2.1 – Integração de transportes
O processo de integração dos transportes deve se relacionar, basicamente, aos modais rodoviário, ferroviário, portuário, hidroviário, no qual algumas considerações acerca dos países do Mercosul – e da América do Sul como um conjunto – serão abordados.
Uma conjunção de fatores – históricos, geográficos, econômicos e políticos – determinaram a distribuição das principais áreas de concentração econômica e populacional da América do Sul, de forma muito dispersa, concentradas na faixa litorânea, com espaços e atividades econômicas voltadas para o comércio exterior. A história de ocupação e colonização da região privilegiou o estabelecimento de pontos de conexão ao longo do litoral, a partir dos quais se organizou a exploração e ocupação do interior do continente. Assim, a infraestrutura presente atualmente no continente se apresenta como herança histórica, no qual as comunicações viárias foram e estão predominantemente articulada para os portos.
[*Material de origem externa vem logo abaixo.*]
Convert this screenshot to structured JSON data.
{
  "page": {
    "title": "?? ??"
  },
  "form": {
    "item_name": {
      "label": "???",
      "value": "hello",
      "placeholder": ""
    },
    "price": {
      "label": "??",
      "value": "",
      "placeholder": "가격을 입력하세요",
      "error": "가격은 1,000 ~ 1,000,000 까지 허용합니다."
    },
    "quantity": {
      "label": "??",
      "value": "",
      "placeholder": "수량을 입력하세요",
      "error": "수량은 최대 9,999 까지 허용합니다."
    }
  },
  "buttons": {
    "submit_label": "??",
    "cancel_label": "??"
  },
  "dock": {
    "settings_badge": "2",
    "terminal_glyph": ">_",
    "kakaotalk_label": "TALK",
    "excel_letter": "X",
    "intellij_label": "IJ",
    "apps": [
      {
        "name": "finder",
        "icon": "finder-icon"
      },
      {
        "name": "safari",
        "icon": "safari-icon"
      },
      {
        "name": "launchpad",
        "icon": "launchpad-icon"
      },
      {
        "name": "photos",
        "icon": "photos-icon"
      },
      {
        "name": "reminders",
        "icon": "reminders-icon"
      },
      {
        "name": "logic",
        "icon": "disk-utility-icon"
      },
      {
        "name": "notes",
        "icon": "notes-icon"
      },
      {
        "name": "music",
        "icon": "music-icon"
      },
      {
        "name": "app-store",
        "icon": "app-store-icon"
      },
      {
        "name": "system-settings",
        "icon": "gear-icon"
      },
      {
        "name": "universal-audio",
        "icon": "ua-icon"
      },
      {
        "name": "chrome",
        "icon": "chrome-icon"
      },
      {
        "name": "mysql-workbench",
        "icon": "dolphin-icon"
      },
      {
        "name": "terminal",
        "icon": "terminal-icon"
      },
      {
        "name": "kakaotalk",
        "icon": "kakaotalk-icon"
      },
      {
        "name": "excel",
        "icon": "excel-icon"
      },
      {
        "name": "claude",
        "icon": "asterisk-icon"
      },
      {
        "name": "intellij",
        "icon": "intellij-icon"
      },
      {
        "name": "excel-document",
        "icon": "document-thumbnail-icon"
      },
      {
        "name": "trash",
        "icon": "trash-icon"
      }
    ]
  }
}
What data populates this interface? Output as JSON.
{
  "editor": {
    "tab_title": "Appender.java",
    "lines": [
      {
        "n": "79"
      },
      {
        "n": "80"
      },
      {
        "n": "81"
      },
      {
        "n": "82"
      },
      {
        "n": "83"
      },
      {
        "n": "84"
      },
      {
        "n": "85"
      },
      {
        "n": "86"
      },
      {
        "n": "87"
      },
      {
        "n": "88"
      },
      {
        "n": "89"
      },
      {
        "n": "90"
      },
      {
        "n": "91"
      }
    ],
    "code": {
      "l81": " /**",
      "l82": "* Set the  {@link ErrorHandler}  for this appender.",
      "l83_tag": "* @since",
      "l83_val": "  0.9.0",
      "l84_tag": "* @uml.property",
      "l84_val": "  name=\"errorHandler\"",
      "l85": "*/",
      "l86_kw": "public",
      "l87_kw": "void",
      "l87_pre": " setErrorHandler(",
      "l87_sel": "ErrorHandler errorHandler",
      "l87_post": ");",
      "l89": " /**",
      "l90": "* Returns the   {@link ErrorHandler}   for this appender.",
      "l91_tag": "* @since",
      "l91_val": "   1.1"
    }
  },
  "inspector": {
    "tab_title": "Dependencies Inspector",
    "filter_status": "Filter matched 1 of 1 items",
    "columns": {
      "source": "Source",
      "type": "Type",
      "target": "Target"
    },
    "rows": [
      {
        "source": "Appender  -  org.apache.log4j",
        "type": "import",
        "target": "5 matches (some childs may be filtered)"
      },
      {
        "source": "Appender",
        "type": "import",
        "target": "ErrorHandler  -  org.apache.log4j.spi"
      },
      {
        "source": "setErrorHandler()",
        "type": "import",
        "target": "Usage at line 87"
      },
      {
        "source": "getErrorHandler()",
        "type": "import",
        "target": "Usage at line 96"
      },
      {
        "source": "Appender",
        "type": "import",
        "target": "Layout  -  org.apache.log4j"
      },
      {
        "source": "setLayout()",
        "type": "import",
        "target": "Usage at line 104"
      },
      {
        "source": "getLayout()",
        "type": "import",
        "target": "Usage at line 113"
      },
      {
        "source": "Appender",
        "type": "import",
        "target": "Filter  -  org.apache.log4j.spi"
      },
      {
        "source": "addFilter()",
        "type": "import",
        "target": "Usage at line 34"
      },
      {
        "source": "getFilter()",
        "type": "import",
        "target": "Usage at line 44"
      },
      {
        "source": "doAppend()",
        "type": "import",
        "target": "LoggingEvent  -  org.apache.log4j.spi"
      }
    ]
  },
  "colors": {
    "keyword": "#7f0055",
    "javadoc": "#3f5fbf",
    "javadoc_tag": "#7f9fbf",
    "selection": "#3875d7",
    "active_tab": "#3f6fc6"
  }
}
Assim, a região atualmente é caracterizada como “um vasto arquipélago com escassas conexões, realizadas através de longas rodovias (modal que participa com mais de 50% do comércio intra-regional), resultando em fluxos de longa distância com elevadíssimos custos ao comércio intrarregional. Os modais ferroviário e aquaviário (hidroviário e de cabotagem), mais baratos e característicos para transportes de grandes cargas a longa distância, além de serem ambientalmente mais favoráveis, não são adequadamente utilizados e apresentam mau desempenho”. (FIORI, PADULA, VATER; 2012)
Ratifica-se, portanto, a importância do modal ferroviário, ideal para transportes de grandes cargas a longas distâncias, que deve ter um papel maior na matriz de transportes da região, ganhando espaço em relação ao modal rodoviário. O modal ferroviário apresenta dificuldades em sua implantação, como regulação da passagem de cargas (harmonização), burocracia aduaneira, altos investimentos por quilômetro (custo fixo elevado) (FIORI, PADULA, VATER; 2012), mas que, num processo de integração de longo prazo entre as cadeias produtivas dos países, viria a trazer retornos em termos econômicos e comerciais.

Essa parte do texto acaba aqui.